Indeed, there are many people who do not want to carry the heaviest load. But I don’t think that makes a difference here.
The ‘thou shalt’ of the camel is not necessarily coming from ‘the moral God’, as you’ve been using the phrase, as a slave morality. A slave morality can after all not transform into a master morality, since it is is ones nature. Rather, the camel holds the spirit of reverence. This can be reverence of anything great, of the world, in general. The camel still sees the value of the world as outside of himself, the metamorphoses are steps into internalizing the value. The phase of the lion is where the notion of value has been internalized, but the actual substance of the world has been rejected in order to make this step. The Child merges with the world as himself. He is reconciled with the fact that what he is isn’t the whole world, but that his greatest knowledge and highest value is in his total participation. This is against the pride of the lion, who rather holds back, who holds on to the pathos of distance to secure his pride.

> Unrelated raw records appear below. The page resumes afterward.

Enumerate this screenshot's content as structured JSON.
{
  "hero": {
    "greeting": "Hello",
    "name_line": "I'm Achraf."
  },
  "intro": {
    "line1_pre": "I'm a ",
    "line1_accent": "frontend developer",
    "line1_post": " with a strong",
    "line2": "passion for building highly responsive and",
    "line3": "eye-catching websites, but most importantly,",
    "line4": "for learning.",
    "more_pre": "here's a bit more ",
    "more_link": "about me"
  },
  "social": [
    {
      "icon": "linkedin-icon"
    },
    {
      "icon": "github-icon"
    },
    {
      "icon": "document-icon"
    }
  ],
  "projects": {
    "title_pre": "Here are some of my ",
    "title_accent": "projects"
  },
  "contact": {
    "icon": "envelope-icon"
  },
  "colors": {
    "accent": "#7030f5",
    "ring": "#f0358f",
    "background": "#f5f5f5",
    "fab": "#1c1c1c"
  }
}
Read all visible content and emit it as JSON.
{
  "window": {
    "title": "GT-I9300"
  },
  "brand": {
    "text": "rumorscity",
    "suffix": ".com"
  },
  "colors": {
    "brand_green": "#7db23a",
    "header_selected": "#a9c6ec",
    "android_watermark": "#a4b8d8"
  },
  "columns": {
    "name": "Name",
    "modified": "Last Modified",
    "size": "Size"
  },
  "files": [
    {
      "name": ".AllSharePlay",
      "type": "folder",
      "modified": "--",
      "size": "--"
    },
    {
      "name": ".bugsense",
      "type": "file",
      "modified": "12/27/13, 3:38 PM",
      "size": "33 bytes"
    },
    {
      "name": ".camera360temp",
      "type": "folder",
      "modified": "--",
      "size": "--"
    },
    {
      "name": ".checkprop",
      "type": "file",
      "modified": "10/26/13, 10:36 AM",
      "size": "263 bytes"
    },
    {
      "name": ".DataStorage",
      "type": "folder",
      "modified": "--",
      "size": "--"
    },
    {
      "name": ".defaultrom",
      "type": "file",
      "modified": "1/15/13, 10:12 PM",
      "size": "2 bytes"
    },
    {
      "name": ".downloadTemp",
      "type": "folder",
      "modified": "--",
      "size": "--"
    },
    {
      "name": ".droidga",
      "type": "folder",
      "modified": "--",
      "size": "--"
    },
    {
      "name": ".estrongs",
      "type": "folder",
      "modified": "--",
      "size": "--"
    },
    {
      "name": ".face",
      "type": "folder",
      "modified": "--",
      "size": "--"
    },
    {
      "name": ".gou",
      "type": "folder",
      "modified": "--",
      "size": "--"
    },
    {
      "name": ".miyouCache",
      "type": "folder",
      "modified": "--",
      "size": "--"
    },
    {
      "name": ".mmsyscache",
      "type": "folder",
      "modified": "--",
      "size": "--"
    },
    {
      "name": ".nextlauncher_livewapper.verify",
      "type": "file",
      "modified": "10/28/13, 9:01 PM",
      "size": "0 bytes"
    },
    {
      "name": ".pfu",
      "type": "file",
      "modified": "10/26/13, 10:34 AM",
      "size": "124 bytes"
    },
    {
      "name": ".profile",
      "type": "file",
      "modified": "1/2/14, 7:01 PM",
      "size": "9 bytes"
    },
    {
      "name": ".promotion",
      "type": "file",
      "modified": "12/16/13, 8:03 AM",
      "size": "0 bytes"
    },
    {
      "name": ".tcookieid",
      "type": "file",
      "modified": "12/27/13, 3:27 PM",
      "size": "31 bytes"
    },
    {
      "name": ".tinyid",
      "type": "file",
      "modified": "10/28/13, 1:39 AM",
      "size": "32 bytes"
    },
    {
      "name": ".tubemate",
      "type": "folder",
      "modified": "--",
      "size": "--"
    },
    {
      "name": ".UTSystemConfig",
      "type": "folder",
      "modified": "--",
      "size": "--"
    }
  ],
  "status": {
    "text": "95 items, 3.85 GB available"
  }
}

the Child sees not difference between him and the world - his pride is not in his superiority over the world, his pride is like a sun, his pride is not in his roar, but shows only in the clarity and strength of his deeds.
Firstly, what makes you extend the notion of the dragon to a kind of internal demon of the lion? I can not find reason for this in what you quoted or highlighted. But, assuming that there is reason for this, to answer the question: because the spirit is overtaken by the spirit of lightness. The dragon just vanishes, if the spirit is fortunate (well-constituted) as its work is done. It is only a relatively ill-constituted spirit, which may account for the majority at the stage of the Lion, that holds on to the dragon, because the inner dragon, or inner demon, or forceful virtue, seems to the spirit to be the power of the spirit itself.
I don’t see that Nietzsche has replaced it - to me they are different passages, with different meanings.
The meaning may correlate in part, sure, and it is possible that what you quote here has sprung from the thought in the note. But the note is the topic, and I think it describes himself. Perhaps he ‘replaced’ (falsified) it later because he was fearful of what he saw.